The view have 2 set of periodic groups, both with multiple occurring fields
The report filter on the second periodic group and then uses the first periodic group to group subtotals.

01 VEHICLES VIEW OF VEHICLES
  02 CAR-CLASS
     03 CLASS (1:99)
  02 CAR-DETAILS
    03 MAKE (1:99)
    03 MODEL (1:99)
    03 COLOR (1:99)
    03 COLOUR (1:99)

So say for make FORD, totals by class (sedan, pickup, etc.)

The report gives me 680000 broken up over the different classes

The logic duplicated in another program gives me 649000 broken up over the different classes
and the read program that I wrote later gave 648000 broken up over the different classes
Both programs I wrote I executed online and in batch.

I have since exported some data into a SQL database and did a count there as well and the read seems to be the more correct read.

It seems that the histogram on a periodic group with multiple values is not returning the correct number of records.
Hence why I was asking the questions.

Regards,
Ivan

6

HISTOGRAM returns the number of values. When a PE is involved, it cannot be expected to return the number of records.

Using the Employees file for my example, empty the file, then add a single record, providing two income values, one with US dollars and one with Euros. HISTOGRAM FOR CURRENCY-SALARY will return two values (*COUNTER = 2) despite there being only one record in the file.

7

It may if

8 
 01 VEHICLES VIEW OF VEHICLES  
  02 CAR-DETAILS  
    03 MAKE (1:99)  
    03 MODEL (1:99)  
    03 COLOR (1:99)  
    03 COLOUR (1:99)

You wrote:

But I would say it is periodic group with fields that occur multiple time

This is not true,

CAR-DETAILS is NOT a Periodic Group.
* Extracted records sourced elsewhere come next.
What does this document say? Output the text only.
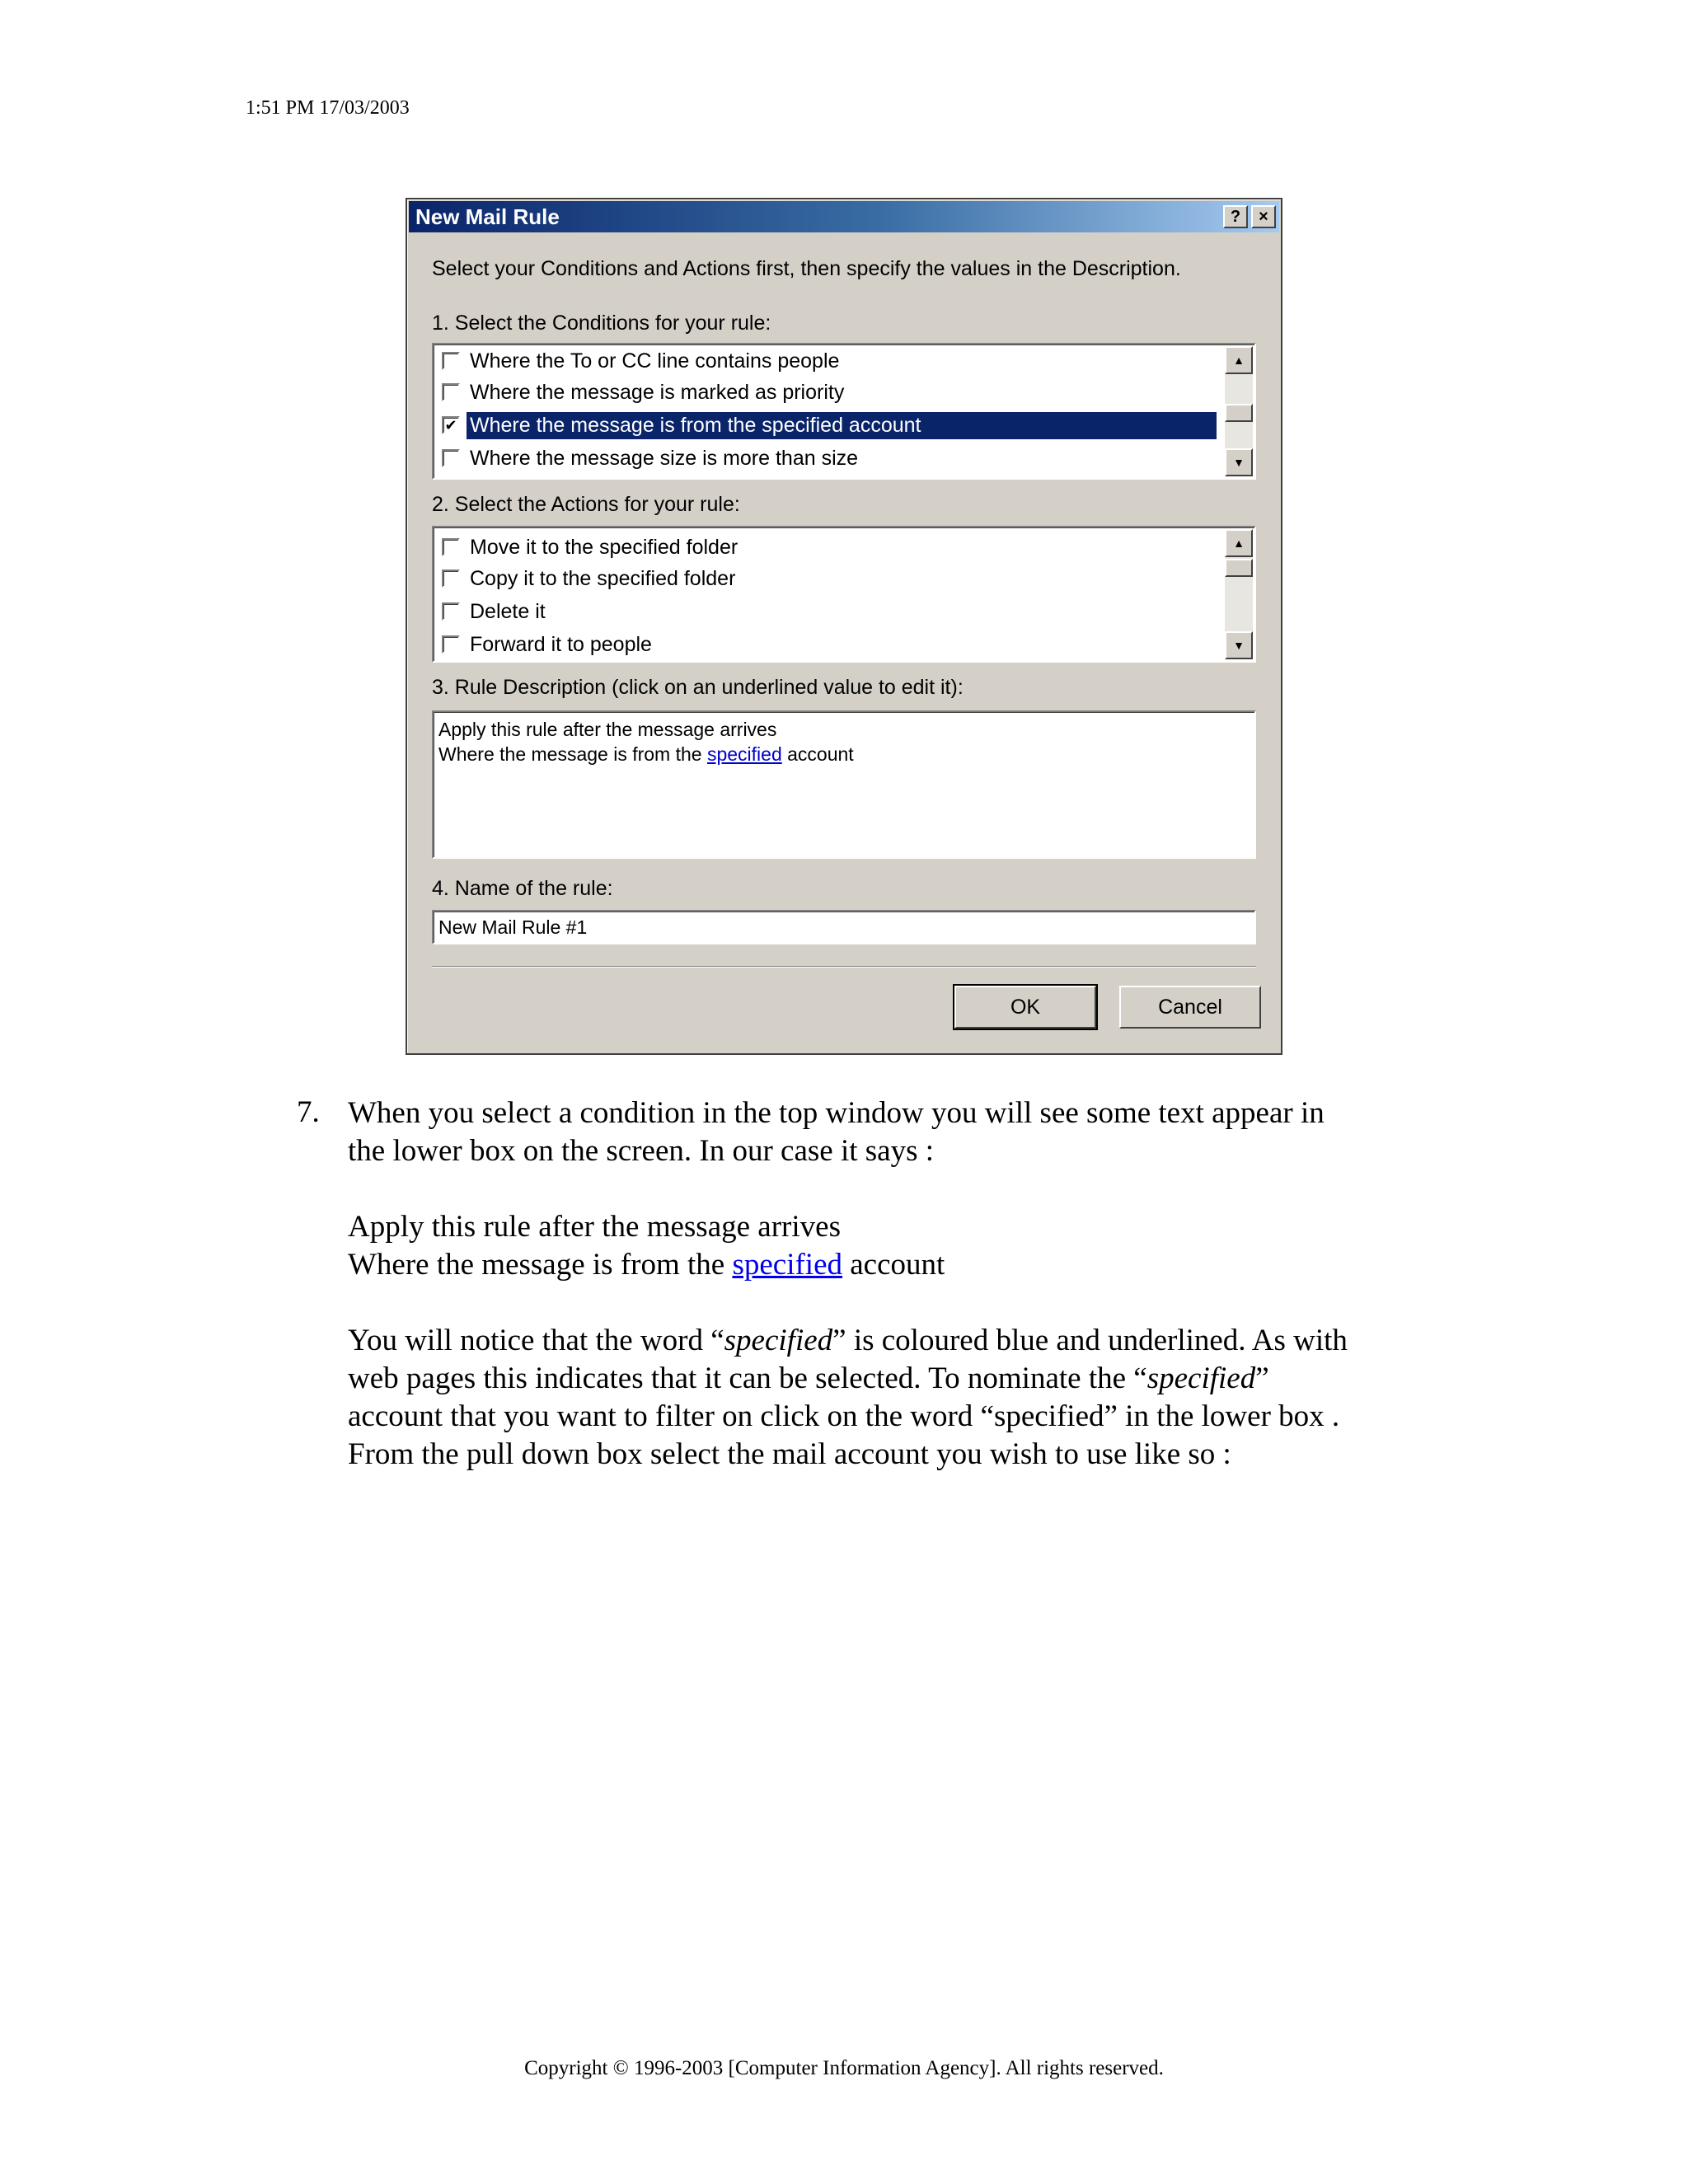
1:51 PM 17/03/2003
New Mail Rule	?	×
Select your Conditions and Actions first, then specify the values in the Description.
1. Select the Conditions for your rule:
Where the To or CC line contains people
Where the message is marked as priority
✔ Where the message is from the specified account
Where the message size is more than size
▲
▼
2. Select the Actions for your rule:
Move it to the specified folder
Copy it to the specified folder
Delete it
Forward it to people
▲
▼
3. Rule Description (click on an underlined value to edit it):
Apply this rule after the message arrives
Where the message is from the specified account
4. Name of the rule:
New Mail Rule #1
OK	Cancel
7. When you select a condition in the top window you will see some text appear in
the lower box on the screen. In our case it says :
Apply this rule after the message arrives
Where the message is from the specified account
You will notice that the word “specified” is coloured blue and underlined. As with
web pages this indicates that it can be selected. To nominate the “specified”
account that you want to filter on click on the word “specified” in the lower box .
From the pull down box select the mail account you wish to use like so :
Copyright © 1996-2003 [Computer Information Agency]. All rights reserved.
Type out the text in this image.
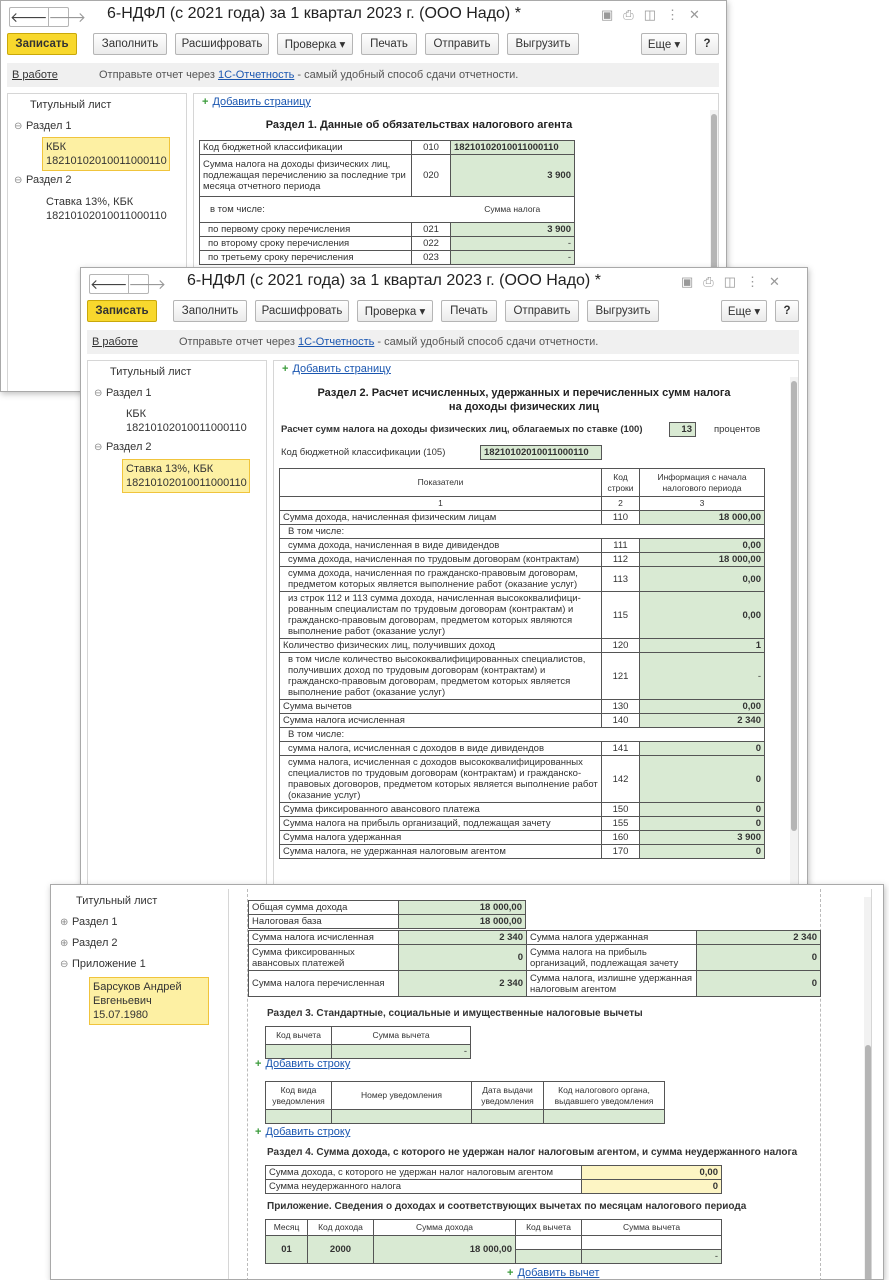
🡐 🡒 6-НДФЛ (с 2021 года) за 1 квартал 2023 г. (ООО Надо) *	▣ ⎙ ◫ ⋮ ✕
Записать	Заполнить	Расшифровать	Проверка ▾	Печать	Отправить	Выгрузить	Еще ▾	?
В работе	Отправьте отчет через 1С-Отчетность - самый удобный способ сдачи отчетности.
Титульный лист
⊖ Раздел 1
КБК
18210102010011000110
⊖ Раздел 2
Ставка 13%, КБК
18210102010011000110
+ Добавить страницу
Раздел 1. Данные об обязательствах налогового агента
Код бюджетной классификации	010	18210102010011000110
Сумма налога на доходы физических лиц, подлежащая перечислению за последние три месяца отчетного периода	020	3 900
в том числе:		Сумма налога
по первому сроку перечисления	021	3 900
по второму сроку перечисления	022	-
по третьему сроку перечисления	023	-
🡐 🡒 6-НДФЛ (с 2021 года) за 1 квартал 2023 г. (ООО Надо) *	▣ ⎙ ◫ ⋮ ✕
Записать	Заполнить	Расшифровать	Проверка ▾	Печать	Отправить	Выгрузить	Еще ▾	?
В работе	Отправьте отчет через 1С-Отчетность - самый удобный способ сдачи отчетности.
Титульный лист
⊖ Раздел 1
КБК
18210102010011000110
⊖ Раздел 2
Ставка 13%, КБК
18210102010011000110
+ Добавить страницу
Раздел 2. Расчет исчисленных, удержанных и перечисленных сумм налога
на доходы физических лиц
Расчет сумм налога на доходы физических лиц, облагаемых по ставке (100)	13	процентов
Код бюджетной классификации (105)	18210102010011000110
Показатели	Код строки	Информация с начала налогового периода
1	2	3
Сумма дохода, начисленная физическим лицам	110	18 000,00
В том числе:		
сумма дохода, начисленная в виде дивидендов	111	0,00
сумма дохода, начисленная по трудовым договорам (контрактам)	112	18 000,00
сумма дохода, начисленная по гражданско-правовым договорам, предметом которых является выполнение работ (оказание услуг)	113	0,00
из строк 112 и 113 сумма дохода, начисленная высококвалифици-рованным специалистам по трудовым договорам (контрактам) и гражданско-правовым договорам, предметом которых являются выполнение работ (оказание услуг)	115	0,00
Количество физических лиц, получивших доход	120	1
в том числе количество высококвалифицированных специалистов, получивших доход по трудовым договорам (контрактам) и гражданско-правовым договорам, предметом которых является выполнение работ (оказание услуг)	121	-
Сумма вычетов	130	0,00
Сумма налога исчисленная	140	2 340
В том числе:		
сумма налога, исчисленная с доходов в виде дивидендов	141	0
сумма налога, исчисленная с доходов высококвалифицированных специалистов по трудовым договорам (контрактам) и гражданско-правовых договоров, предметом которых является выполнение работ (оказание услуг)	142	0
Сумма фиксированного авансового платежа	150	0
Сумма налога на прибыль организаций, подлежащая зачету	155	0
Сумма налога удержанная	160	3 900
Сумма налога, не удержанная налоговым агентом	170	0
Титульный лист
⊕ Раздел 1
⊕ Раздел 2
⊖ Приложение 1
Барсуков Андрей
Евгеньевич 15.07.1980
Общая сумма дохода	18 000,00
Налоговая база	18 000,00
Сумма налога исчисленная	2 340	Сумма налога удержанная	2 340
Сумма фиксированных авансовых платежей	0	Сумма налога на прибыль организаций, подлежащая зачету	0
Сумма налога перечисленная	2 340	Сумма налога, излишне удержанная налоговым агентом	0
Раздел 3. Стандартные, социальные и имущественные налоговые вычеты
Код вычета	Сумма вычета
	-
+ Добавить строку
Код вида уведомления	Номер уведомления	Дата выдачи уведомления	Код налогового органа, выдавшего уведомления

+ Добавить строку
Раздел 4. Сумма дохода, с которого не удержан налог налоговым агентом, и сумма неудержанного налога
Сумма дохода, с которого не удержан налог налоговым агентом	0,00
Сумма неудержанного налога	0
Приложение. Сведения о доходах и соответствующих вычетах по месяцам налогового периода
Месяц	Код дохода	Сумма дохода	Код вычета	Сумма вычета
01	2000	18 000,00		
				-
+ Добавить вычет
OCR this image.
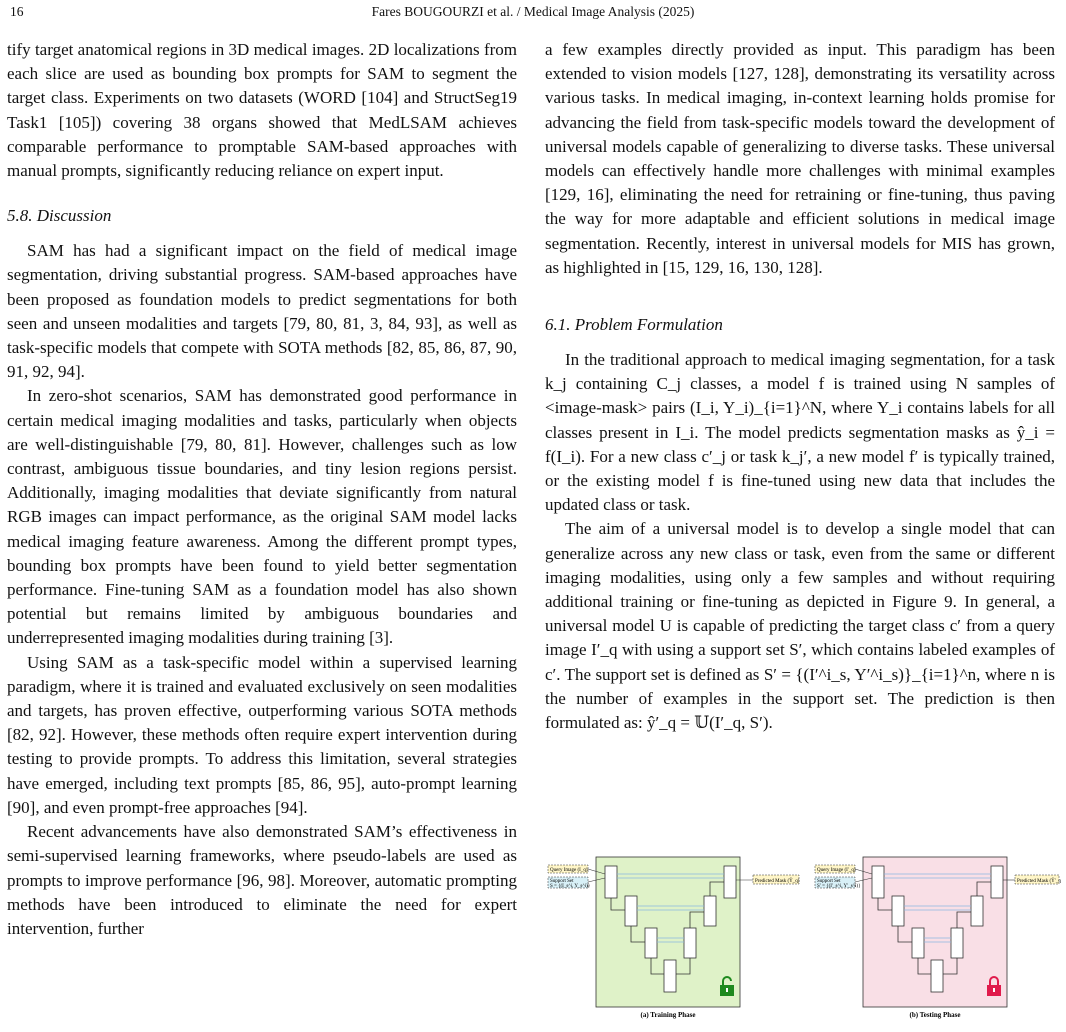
16	Fares BOUGOURZI et al. / Medical Image Analysis (2025)

tify target anatomical regions in 3D medical images. 2D localizations from each slice are used as bounding box prompts for SAM to segment the target class. Experiments on two datasets (WORD [104] and StructSeg19 Task1 [105]) covering 38 organs showed that MedLSAM achieves comparable performance to promptable SAM-based approaches with manual prompts, significantly reducing reliance on expert input.

5.8. Discussion

SAM has had a significant impact on the field of medical image segmentation, driving substantial progress. SAM-based approaches have been proposed as foundation models to predict segmentations for both seen and unseen modalities and targets [79, 80, 81, 3, 84, 93], as well as task-specific models that compete with SOTA methods [82, 85, 86, 87, 90, 91, 92, 94].

In zero-shot scenarios, SAM has demonstrated good performance in certain medical imaging modalities and tasks, particularly when objects are well-distinguishable [79, 80, 81]. However, challenges such as low contrast, ambiguous tissue boundaries, and tiny lesion regions persist. Additionally, imaging modalities that deviate significantly from natural RGB images can impact performance, as the original SAM model lacks medical imaging feature awareness. Among the different prompt types, bounding box prompts have been found to yield better segmentation performance. Fine-tuning SAM as a foundation model has also shown potential but remains limited by ambiguous boundaries and underrepresented imaging modalities during training [3].

Using SAM as a task-specific model within a supervised learning paradigm, where it is trained and evaluated exclusively on seen modalities and targets, has proven effective, outperforming various SOTA methods [82, 92]. However, these methods often require expert intervention during testing to provide prompts. To address this limitation, several strategies have emerged, including text prompts [85, 86, 95], auto-prompt learning [90], and even prompt-free approaches [94].

Recent advancements have also demonstrated SAM’s effectiveness in semi-supervised learning frameworks, where pseudo-labels are used as prompts to improve performance [96, 98]. Moreover, automatic prompting methods have been introduced to eliminate the need for expert intervention, further

a few examples directly provided as input. This paradigm has been extended to vision models [127, 128], demonstrating its versatility across various tasks. In medical imaging, in-context learning holds promise for advancing the field from task-specific models toward the development of universal models capable of generalizing to diverse tasks. These universal models can effectively handle more challenges with minimal examples [129, 16], eliminating the need for retraining or fine-tuning, thus paving the way for more adaptable and efficient solutions in medical image segmentation. Recently, interest in universal models for MIS has grown, as highlighted in [15, 129, 16, 130, 128].

6.1. Problem Formulation

In the traditional approach to medical imaging segmentation, for a task k_j containing C_j classes, a model f is trained using N samples of <image-mask> pairs (I_i, Y_i)_{i=1}^N, where Y_i contains labels for all classes present in I_i. The model predicts segmentation masks as ŷ_i = f(I_i). For a new class c′_j or task k_j′, a new model f′ is typically trained, or the existing model f is fine-tuned using new data that includes the updated class or task.

The aim of a universal model is to develop a single model that can generalize across any new class or task, even from the same or different imaging modalities, using only a few samples and without requiring additional training or fine-tuning as depicted in Figure 9. In general, a universal model U is capable of predicting the target class c′ from a query image I′_q with using a support set S′, which contains labeled examples of c′. The support set is defined as S′ = {(I′^i_s, Y′^i_s)}_{i=1}^n, where n is the number of examples in the support set. The prediction is then formulated as: ŷ′_q = 𝕌(I′_q, S′).

Query Image (I_q)
Support Set
S = {(I_s^i, Y_s^i)}
Predicted Mask (Ŷ_q)
(a) Training Phase
Query Image (I′_q)
Support Set
S′ = {(I′_s^i, Y′_s^i)}
Predicted Mask (Ŷ′_q)
(b) Testing Phase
It is a group that contains four Multiple Valued Fields.

While Ralph discussed a Periodic Group, his post is also true for what you have, which is a bunch of MU fields.

Suppose you have a single record with three cars, whose MAKES are ACURA, FORD, TOYOTA.

HISTOGRAM VEHICLES MAKE
DISPLAY MAKE *NUMBER

The above would yield three lines of output, each of which has an *NUMBER of 1; yet, there is but one record, not three.

In general, HISTOGRAM is concerned with occurrences of values, not records.

One record could have many different values, whether you are dealing with a PE or an MU.

A question. What exactly does your Read program do?

It looks like

RD1.
READ TEST-VIEW BY A
*
#INDEX := RD1.C?*GROUP
*
IF RD1.B(#INDEX) EQ ‘D’
*
CALCULATE VALUE
*
END-IF
*
END-READ

Is intended to read through a file (why, by A?; why not READ PHYSICAL?). I assume “CALCULATE VALUE” is supposed to keep a running total of the number of occurrences of a particular value. Is this correct? Is there supposed to be a FOR loop within the READ to skim through all the occurrences of each record? (looks like you are only looking at one).

If the above is true, HISTOGRAM will not work for you. You could improve performance a lot if you got rid of the FOR loop (assuming there is such a loop) and used EXAMINE…GIVING NUMBER. for each record.

Again, what does the READ loop actually do (the pseudo code does not really explain) and are you simply trying to improve performance of the READ loop by replacing it with a HISTOGRAM loop.

I understand you cannot disclose real data names, but could you provide the actual structure of the data.